I'm starting to read up on DRF - specifically applications that already have HTML views and want to add an api.
Hi @cash , drf-generator lets you choose which types of serializers to generate, but I think it assumes you will generate your files at the beginning on an empty project, so, ya, it would blow away existing files. Maybe the way to use it is to let it blow away all the files, then we merge those files with the existing Turkle functions. Git merge tools should allow for that. It would be great to make contact with the authors of drf-generators project to get their input on modifying Turkle.
drf-generators created an API for CRUD operations on projects, batches, tasks, and task assignments. I believe we would only want to keep the methods for projects and batches. I'm not expecting the workers to use the API so having methods for working with tasks and task assignments don't make as much sense to me.
Maybe its possible to create another app called api that imports the model from turkle for projects and batches and create the API using that.
Maybe its possible to create another app called api that imports the model from turkle for projects and batches and create the API using that.
I think that is probably the right approach.
I assume we could import the user and group models too, from django admin, for use by drf auth, and limit actions via a drf group, or add drf permissions (read only, read/write, no access).

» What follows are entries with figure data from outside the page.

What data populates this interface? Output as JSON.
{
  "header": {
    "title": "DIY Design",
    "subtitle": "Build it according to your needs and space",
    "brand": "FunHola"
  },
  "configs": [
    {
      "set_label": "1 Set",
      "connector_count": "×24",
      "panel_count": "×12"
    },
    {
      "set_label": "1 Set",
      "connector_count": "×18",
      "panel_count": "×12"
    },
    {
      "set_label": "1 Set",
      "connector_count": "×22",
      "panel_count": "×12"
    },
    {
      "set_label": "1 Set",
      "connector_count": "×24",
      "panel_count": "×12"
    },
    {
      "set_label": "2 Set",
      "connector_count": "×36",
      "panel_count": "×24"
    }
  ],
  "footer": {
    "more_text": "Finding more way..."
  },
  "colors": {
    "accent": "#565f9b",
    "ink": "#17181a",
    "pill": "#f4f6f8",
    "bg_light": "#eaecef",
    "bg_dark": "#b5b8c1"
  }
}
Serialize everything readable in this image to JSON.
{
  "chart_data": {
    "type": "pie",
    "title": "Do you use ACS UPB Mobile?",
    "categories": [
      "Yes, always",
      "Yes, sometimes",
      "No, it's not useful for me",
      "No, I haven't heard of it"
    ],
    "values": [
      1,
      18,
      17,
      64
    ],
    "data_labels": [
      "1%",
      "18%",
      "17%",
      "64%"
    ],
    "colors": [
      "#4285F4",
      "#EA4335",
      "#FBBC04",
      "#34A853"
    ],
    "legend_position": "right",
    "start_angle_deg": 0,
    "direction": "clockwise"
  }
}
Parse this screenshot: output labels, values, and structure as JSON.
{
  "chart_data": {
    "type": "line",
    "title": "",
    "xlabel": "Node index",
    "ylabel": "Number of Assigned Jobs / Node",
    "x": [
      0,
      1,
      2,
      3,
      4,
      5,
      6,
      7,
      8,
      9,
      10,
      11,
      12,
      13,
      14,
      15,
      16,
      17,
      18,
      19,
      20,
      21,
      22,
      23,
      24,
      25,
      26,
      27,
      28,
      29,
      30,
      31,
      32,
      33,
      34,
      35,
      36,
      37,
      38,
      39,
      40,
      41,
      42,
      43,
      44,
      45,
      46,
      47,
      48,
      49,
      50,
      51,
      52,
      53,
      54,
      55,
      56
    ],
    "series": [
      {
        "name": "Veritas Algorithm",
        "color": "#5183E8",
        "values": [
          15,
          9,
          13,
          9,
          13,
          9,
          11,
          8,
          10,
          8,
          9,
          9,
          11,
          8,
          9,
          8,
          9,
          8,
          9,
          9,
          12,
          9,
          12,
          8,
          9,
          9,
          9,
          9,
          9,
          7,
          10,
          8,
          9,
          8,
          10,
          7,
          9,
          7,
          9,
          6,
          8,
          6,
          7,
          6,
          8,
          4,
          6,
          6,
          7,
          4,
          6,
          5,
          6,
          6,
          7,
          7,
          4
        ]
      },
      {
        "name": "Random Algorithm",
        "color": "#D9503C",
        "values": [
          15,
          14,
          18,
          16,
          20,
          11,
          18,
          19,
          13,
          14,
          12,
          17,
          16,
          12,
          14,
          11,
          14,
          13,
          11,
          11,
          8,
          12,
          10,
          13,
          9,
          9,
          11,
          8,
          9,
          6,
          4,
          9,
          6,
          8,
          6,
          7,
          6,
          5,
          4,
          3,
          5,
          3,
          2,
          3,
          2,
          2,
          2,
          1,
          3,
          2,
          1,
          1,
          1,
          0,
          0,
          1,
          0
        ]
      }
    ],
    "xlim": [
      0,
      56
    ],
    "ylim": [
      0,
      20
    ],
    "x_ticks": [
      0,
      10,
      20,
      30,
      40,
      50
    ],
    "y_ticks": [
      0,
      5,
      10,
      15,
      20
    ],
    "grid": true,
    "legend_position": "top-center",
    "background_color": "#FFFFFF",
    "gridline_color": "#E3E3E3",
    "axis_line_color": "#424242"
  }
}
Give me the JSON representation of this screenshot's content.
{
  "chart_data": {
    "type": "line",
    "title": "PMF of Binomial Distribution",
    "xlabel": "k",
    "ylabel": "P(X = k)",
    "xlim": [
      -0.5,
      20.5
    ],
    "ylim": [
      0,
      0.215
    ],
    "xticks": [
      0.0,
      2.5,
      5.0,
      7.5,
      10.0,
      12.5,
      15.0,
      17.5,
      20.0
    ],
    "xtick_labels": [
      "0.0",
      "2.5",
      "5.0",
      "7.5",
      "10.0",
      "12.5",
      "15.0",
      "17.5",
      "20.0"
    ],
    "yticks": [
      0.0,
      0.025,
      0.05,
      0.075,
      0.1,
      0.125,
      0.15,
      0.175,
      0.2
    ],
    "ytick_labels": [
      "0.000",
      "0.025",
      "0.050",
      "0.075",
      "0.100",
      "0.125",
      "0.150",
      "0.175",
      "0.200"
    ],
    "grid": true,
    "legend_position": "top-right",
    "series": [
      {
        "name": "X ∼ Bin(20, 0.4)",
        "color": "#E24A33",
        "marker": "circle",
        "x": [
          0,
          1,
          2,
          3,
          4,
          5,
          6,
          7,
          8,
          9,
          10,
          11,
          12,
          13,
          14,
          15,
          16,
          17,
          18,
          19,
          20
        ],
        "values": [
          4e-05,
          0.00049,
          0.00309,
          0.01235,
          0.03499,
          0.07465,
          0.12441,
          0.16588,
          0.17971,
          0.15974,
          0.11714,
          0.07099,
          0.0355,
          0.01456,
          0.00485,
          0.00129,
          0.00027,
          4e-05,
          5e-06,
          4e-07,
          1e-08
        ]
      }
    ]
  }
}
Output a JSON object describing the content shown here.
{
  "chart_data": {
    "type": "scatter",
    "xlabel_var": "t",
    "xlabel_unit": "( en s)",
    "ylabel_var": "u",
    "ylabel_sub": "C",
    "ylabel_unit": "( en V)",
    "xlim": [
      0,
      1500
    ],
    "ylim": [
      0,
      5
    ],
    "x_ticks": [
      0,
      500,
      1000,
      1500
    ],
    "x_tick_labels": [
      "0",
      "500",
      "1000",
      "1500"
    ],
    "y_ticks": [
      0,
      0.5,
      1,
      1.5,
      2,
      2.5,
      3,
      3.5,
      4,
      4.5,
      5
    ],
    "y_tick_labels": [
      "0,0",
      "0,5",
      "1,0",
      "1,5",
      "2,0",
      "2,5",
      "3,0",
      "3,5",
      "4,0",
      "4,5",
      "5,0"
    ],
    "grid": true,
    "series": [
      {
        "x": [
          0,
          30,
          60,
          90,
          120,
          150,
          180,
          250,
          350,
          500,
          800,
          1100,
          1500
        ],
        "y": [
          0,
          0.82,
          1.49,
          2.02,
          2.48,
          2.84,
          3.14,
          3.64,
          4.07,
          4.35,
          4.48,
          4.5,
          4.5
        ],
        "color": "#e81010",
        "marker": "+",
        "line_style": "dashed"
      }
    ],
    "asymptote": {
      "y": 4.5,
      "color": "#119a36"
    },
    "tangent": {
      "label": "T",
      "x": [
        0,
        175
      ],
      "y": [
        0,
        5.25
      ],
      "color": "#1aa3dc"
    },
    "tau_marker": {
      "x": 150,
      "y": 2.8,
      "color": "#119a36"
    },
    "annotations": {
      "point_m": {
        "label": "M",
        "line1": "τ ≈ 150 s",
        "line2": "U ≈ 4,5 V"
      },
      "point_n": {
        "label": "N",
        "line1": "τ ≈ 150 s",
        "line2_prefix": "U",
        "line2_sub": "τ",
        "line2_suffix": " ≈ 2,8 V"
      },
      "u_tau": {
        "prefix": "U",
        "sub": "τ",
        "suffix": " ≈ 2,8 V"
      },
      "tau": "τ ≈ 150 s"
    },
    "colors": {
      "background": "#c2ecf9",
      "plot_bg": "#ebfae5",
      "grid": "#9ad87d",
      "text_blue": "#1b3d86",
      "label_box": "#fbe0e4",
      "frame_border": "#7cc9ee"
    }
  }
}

brobin, author of drf-generators wrote this:
If the files already exist (urls, views, etc.) they would overwrite existing code. It will warn you before overwriting. You could always run it and then merge back your existing stuff.
After looking through the generated code, I'm less interested in this. It was really simple code that doesn't save that much time over doing it yourself with DRF.
I'd like to get a list of design requirements for the API. On our side we want support for:
- Managing user accounts and groups
- Creating projects and batches
- Monitoring progress
- Downloading results
The above list does not include
- Assigning a task to a specific user
- CRUD operations on tasks (right now this is done at the batch level)
- Completing assignments
@charman Do you have any comments on the above list?
@cfortune What are your highest priority items
That's too bad about drf-generators, I thought they would have more introspection of the models and would generate more code. It still may be worthwhile to use them in order to create a nicely scoped scaffold initially.
The highest priority item for us is batch/task management. We can create projects, batches, and do user management manually via crud, because they won't change much over time. Our AI system will be hitting the API day and night, though. I would be interested in the ability to do rest operations on individual tasks rather than on a batch of tasks as a whole. For example:
- put one or more tasks to an existing batch
- get and delete (archive) all completed tasks (in one step).
Can we simply reuse existing batches, or does the program assume that each new collection of tasks will need a new batch?
Using the html interface, you are restricted to one time batch creation. It doesn't support adding new tasks to a batch - at least not currently.
The mTurk API is set up to work like you describe. It doesn't have the concept of batches. I'm looking through the code to see what assumptions we made on this.